Gli avvocati sanzionati impugnavano il provvedimento innanzi al Consiglio Nazionale Forense domandando la dichiarazione d'insussistenza degli illeciti contestati, con conseguente annullamento della decisione oppugnata.

Il CNF interviene con la sentenza n. 177/2023 dopo aver rappresentato che il CDD di Venezia aveva correttamente valutato la responsabilità dei ricorrenti in ragione dei carenti modelli organizzativi da loro adottati, nonché della loro culpa in eligendo e in vigilando.

Viene confermato l'illecito di accaparramento della clientela di cui all'art. 37.1.

Il Consiglio, difatti, ha rappresentato che costituisce illecito deontologico il comportamento dell'avvocato che, al fine di acquisire potenziali clienti, pubblicizzi il proprio studio legale mediante l'offerta di assistenza legale a "zero spese di anticipo", trattandosi di informazione non ispirata al rispetto dei doveri di dignità e decoro.

In particolare costituisce illecito deontologico offrire assistenza legale gratuita alle parti di un fatto di cronaca di grande clamore mediatico al fine di ricavarne una possibile notorietà.

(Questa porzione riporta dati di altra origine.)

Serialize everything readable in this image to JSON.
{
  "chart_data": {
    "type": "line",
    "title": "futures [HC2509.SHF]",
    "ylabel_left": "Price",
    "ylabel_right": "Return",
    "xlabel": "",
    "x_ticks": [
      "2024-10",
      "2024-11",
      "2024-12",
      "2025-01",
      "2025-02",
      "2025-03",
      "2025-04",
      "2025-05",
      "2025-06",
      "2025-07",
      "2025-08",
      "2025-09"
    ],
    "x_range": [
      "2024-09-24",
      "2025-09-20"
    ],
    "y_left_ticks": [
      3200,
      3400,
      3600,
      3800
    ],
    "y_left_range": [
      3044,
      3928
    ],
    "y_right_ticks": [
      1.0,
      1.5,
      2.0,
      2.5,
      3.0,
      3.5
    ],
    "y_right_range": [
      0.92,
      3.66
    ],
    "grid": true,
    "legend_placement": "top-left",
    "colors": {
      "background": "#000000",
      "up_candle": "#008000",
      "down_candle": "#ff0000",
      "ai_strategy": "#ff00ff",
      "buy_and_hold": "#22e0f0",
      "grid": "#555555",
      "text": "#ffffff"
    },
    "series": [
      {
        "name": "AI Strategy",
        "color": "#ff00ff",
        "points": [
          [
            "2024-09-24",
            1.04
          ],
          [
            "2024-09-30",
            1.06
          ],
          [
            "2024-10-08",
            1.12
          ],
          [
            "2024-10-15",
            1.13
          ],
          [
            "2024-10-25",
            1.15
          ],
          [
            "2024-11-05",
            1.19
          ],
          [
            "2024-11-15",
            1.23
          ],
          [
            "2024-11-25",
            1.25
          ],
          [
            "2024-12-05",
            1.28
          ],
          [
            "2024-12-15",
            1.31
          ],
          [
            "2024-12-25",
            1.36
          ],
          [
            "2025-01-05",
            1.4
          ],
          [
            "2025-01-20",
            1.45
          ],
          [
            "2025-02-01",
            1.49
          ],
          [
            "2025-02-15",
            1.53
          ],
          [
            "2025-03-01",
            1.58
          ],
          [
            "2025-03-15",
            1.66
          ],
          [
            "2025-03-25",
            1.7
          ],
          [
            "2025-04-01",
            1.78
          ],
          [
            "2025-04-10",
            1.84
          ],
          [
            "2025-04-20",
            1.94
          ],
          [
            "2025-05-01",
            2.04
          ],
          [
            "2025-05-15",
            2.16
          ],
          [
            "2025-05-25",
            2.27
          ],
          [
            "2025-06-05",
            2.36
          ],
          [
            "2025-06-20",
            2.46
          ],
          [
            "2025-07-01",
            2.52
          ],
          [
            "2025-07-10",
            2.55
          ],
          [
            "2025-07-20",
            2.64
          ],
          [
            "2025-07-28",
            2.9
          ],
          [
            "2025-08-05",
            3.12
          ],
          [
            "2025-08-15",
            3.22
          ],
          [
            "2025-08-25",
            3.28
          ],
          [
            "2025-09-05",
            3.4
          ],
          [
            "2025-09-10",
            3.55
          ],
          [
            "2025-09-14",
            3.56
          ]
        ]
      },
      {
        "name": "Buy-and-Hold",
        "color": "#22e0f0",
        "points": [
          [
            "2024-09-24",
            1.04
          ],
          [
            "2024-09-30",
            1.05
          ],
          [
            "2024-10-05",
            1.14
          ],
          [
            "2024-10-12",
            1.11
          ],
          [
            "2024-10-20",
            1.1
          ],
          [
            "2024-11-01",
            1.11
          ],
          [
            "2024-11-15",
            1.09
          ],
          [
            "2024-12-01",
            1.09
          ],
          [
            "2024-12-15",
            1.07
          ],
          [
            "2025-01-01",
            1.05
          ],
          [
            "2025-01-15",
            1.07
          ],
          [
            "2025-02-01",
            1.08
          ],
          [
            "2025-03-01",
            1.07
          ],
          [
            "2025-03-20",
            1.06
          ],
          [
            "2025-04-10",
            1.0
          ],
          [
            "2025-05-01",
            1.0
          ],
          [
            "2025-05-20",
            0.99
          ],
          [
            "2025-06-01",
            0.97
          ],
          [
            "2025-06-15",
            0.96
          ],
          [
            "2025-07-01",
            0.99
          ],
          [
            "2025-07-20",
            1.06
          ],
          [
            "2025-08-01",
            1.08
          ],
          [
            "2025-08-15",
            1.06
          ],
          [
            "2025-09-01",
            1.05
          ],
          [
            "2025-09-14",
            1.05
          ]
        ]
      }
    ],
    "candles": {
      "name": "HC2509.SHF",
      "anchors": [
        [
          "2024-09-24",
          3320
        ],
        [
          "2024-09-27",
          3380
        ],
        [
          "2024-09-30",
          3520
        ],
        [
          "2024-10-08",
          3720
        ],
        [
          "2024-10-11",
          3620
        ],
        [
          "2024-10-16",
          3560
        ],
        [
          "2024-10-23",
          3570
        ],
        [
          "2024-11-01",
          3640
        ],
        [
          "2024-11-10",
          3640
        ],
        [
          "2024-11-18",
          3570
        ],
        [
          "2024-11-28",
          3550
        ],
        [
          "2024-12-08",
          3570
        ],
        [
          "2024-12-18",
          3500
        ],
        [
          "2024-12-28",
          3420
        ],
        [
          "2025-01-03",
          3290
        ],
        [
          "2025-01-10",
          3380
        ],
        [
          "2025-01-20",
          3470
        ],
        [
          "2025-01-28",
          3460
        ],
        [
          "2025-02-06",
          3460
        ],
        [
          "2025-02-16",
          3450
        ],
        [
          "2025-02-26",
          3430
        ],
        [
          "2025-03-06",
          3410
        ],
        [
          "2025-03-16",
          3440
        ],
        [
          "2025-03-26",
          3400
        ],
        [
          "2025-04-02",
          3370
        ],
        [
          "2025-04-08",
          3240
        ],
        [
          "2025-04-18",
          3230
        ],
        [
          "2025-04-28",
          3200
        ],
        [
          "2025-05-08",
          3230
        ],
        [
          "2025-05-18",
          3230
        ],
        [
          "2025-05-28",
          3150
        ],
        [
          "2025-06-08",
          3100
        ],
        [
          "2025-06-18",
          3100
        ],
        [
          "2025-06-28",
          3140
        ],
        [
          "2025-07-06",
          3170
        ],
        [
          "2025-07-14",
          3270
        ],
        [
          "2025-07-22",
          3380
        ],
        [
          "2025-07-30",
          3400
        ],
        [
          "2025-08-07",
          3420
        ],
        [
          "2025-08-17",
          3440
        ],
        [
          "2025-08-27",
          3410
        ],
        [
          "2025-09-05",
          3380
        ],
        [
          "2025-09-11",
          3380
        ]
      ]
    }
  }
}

Per quanto concerne l'art. 37.5, il Consiglio, confermando gli esiti cui è giunto il CDD di Venezia, ha ricordato che anche la Suprema corte di cassazione con la sentenza a SS.UU., 8 marzo 2022 n. 7501, conferma che costituisce violazione disciplinare l'inosservanza dell'espresso divieto ex art. 37, 5° comma, CDF di offrire, senza esserne richiesto, una prestazione rivolta a potenziali interessati per uno specifico affare.

Il CNF quindi conferma la sentenza del CDD di Venezia, riformando la decisione impugnata solo in punto trattamento sanzionatorio.